Seus cachorros!

Voltar pra casa tarde da noite. Se fosse de tardinha, teria visto as cores do outono impressas nas árvores. As mil cores, os meios-tons do outono. À noite não. As ruas são bem iluminadas, mas as sombras são sempre sombras. Assovio pra esquentar o corpo e espanar o medo que, em tais momentos, costuma subir à espinha que nem poeira.

As sombras são sempre sombras. No caminho de casa, todas as casas têm cachorros e há sombras enormes, cachorros enormes, sombras e cachorros amedrontadores. Voltar pra casa à noite dá uma bambeza que começa, acho, nos cotovelos e se esparrama pelo corpo todo, até bater lá no coração. Gelo. Gelo de medo dos gigantes que vou enfrentar nessa rua estreitinha e pequena que é a mais comprida rua do mundo. Como se eu fosse o buscador do velo de ouro e eles os guardiões apaixonados, nascem cachorros de cada portão da rua, brotam sentinelas de cada jardim. Não gostam de mim ou pressentem que tenho medo. Emito vibrações, lá isso é verdade. Ou será porque sou estrangeiro? Cabelo escuro, aspecto subdesenvolvido. Talvez seja isso que os açule contra mim.

Daquele portão, por exemplo, há de surgir o grande dobermann que, irado, há de rosnar, à medida que me aproximo. Barulhos nas moitas. São eles. Desta vez se uniram, vão atacar em grupo, distribuídos, legionários. Não, ainda não. São maçãs que caem das sombras. Maçãs se perdendo, folhas secando, o vento magoando os olhos. O cão policial e o gigantesco dobermann não gostam de mim, não há como duvidar.

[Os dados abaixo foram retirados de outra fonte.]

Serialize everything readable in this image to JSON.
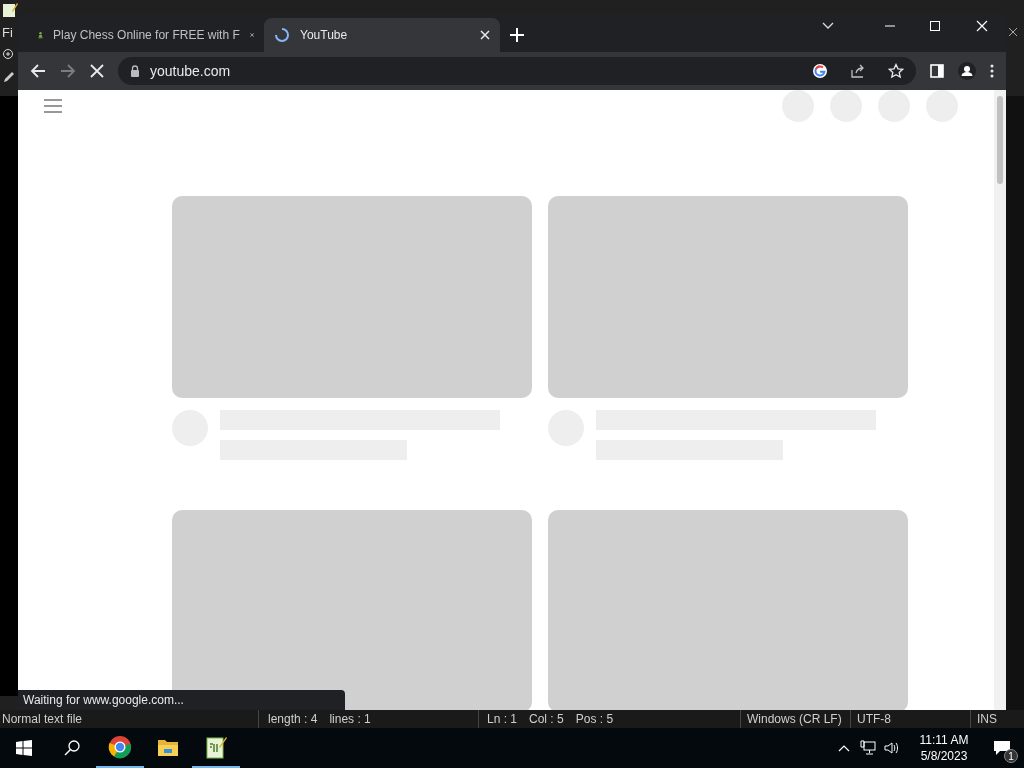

Mas eu os mato. Ah, se mato! Não fiz nada, fiz? Só porque passo na porta deles? Só porque sou estrangeiro? Vou matá-los em legítima defesa. As maçãs apodrecidas serão as minhas testemunhas. Vou matá-los. Quando me atacarem, sei que vou gelar, mas vou vencer o gelo. Hei de brigar dentro de mim mesmo pra vencer o medo, antes mesmo de brigar contra os dois leões. Eu os espero, mato os dois. Se tivesse um revólver atirava com gosto na goela deles, quando escancarassem as mandíbulas para me estraçalhar, aquele rosnado grosso me fazendo tremer as pernas.

Atiro na goela, que é pra sair pelo rabo, cortando tudo, rasgando tudo, quero ver o sangue jorrando que nem petróleo, jorrando longe, esguichando pra todos os lados, quero gozar cada um dos uivos de dor. Eu os mato. Se não tiver revólver, vai de faca mesmo. Uma faca pontuda, punhal será, furando o pescoço de cima pra baixo, entrando de jeito a ficar cravado na boca, um poste espetado, nascendo de debaixo da língua. Espetado, com força.

Mato, mato sim. Sem remorso, sem dor de consciência. E mato até o dono, se ainda tiver coragem de reclamar. E, no meu desatino, sou capaz de matar até aquelas senhoras alvas, as velhinhas bondosas da Sociedade Protetora dos Animais. Ninguém tem o direito de me passar medo, ninguém mesmo. Mesmo que esses cães não ataquem, mesmo que sejam inofensivos, mandem esses bichos calarem a boca, escondam essas feras quando eu passo. Cachorros filhos duma égua! Seus donos pensam que mandam no mundo, que podem me passar medo? Só porque são gordos e bem nutridos e têm casas bonitas?

Escondam esses bichos, entupam a boca desses bichos ou aguentem as consequências. Não reconheço seu direito de me assustarem com seus cachorros de merda. Pra vocês, aqui meu elogio, meu cala-boca, minha adulação: está na ponta da faca ou no cano do revólver. É só escolher, é só dizer!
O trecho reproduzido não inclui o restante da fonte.